In this post, I’m going to introduce you to something I call “high-level proofreading.” High-level proofreading is the way I work, and how many other professional proofreaders work, as well. It’s quickly becoming the new standard for freelance proofreading.
Back when all content was printed (not that long ago, really) a proofreader’s job was to read the final draft and check there were no mistakes in spelling, grammar, and punctuation. Proofreading is traditionally a very straightforward surface check of content. However, times have changed, and now proofreaders need to be able to go beyond the surface.
The Power Of Content
A big reason for that is the boom in content creation, and the role content plays in marketing and customer loyalty. Today, businesses and entrepreneurs use content to drive sales and to build their authority online. For example, if you read blog posts about the Yogic lifestyle on a yoga clothing company’s website, chances are you’ll probably trust them enough to buy yoga clothing from them.
Since content has so much power and is everywhere, the quality of content can be a deciding factor for many people. Errors can make a business look sloppy and unprofessional. Flawless and clear content is a priority, so many people are now asking for proofreaders who are knowledgeable in light copyediting skills so that, if necessary, they’re able to go deeper into the content to make it the best it can be.

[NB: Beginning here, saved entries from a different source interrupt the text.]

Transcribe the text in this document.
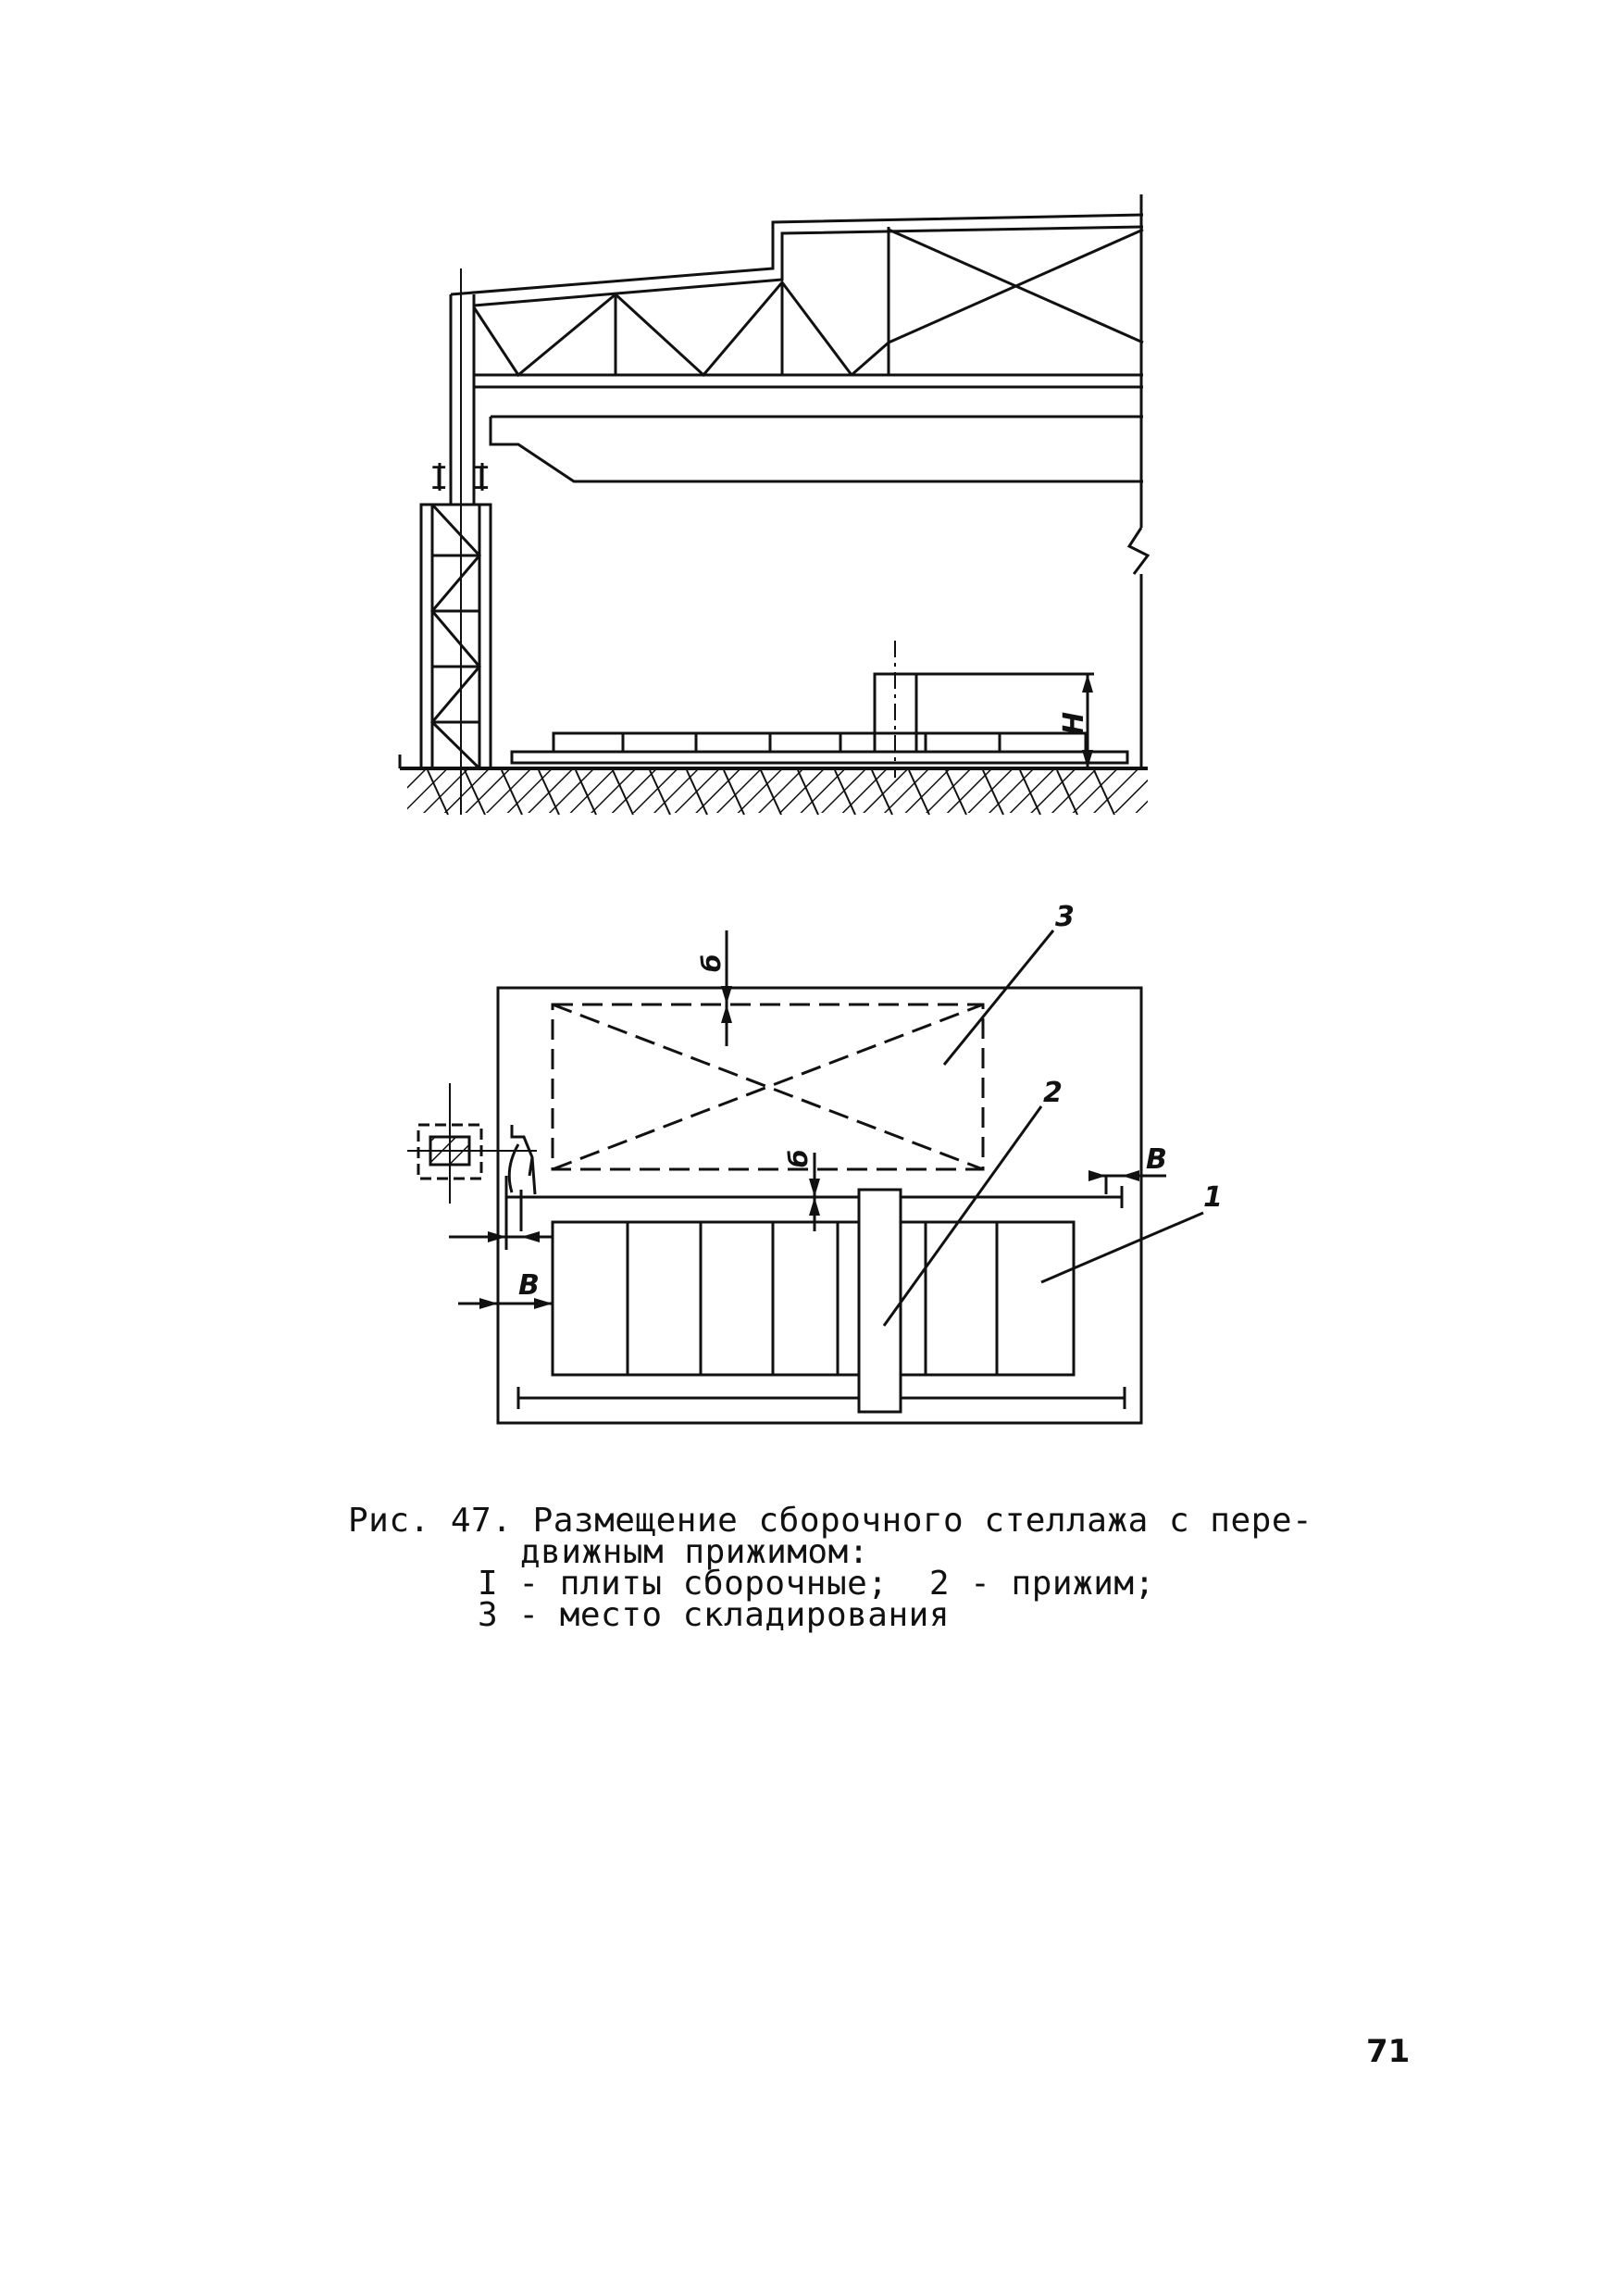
H
I I
3
2
1
б
б	В
В
Рис. 47. Размещение сборочного стеллажа с пере-
движным прижимом:
I - плиты сборочные;  2 - прижим;
3 - место складирования
71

Expectations of proofreaders are also rising; clients want someone who’ll go beyond correcting typos. In my free 5-day ecourse, Proofreading 101, I go into more detail on why and how proofreading is changing. You can sign up for it in the box below!
Before we learn more about high-level proofreading, let’s first look at the differences between proofreading and copyediting.
What Is Proofreading?
A proofreader’s job is to read through content to catch any errors before hitting Publish, or before a book is prepared for printing. It’s considered the easiest form of editing since it’s only a surface check, and there’s no heavy research or rewriting involved. While you need a great command of English, you don’t need a degree or certificate to work as a proofreader.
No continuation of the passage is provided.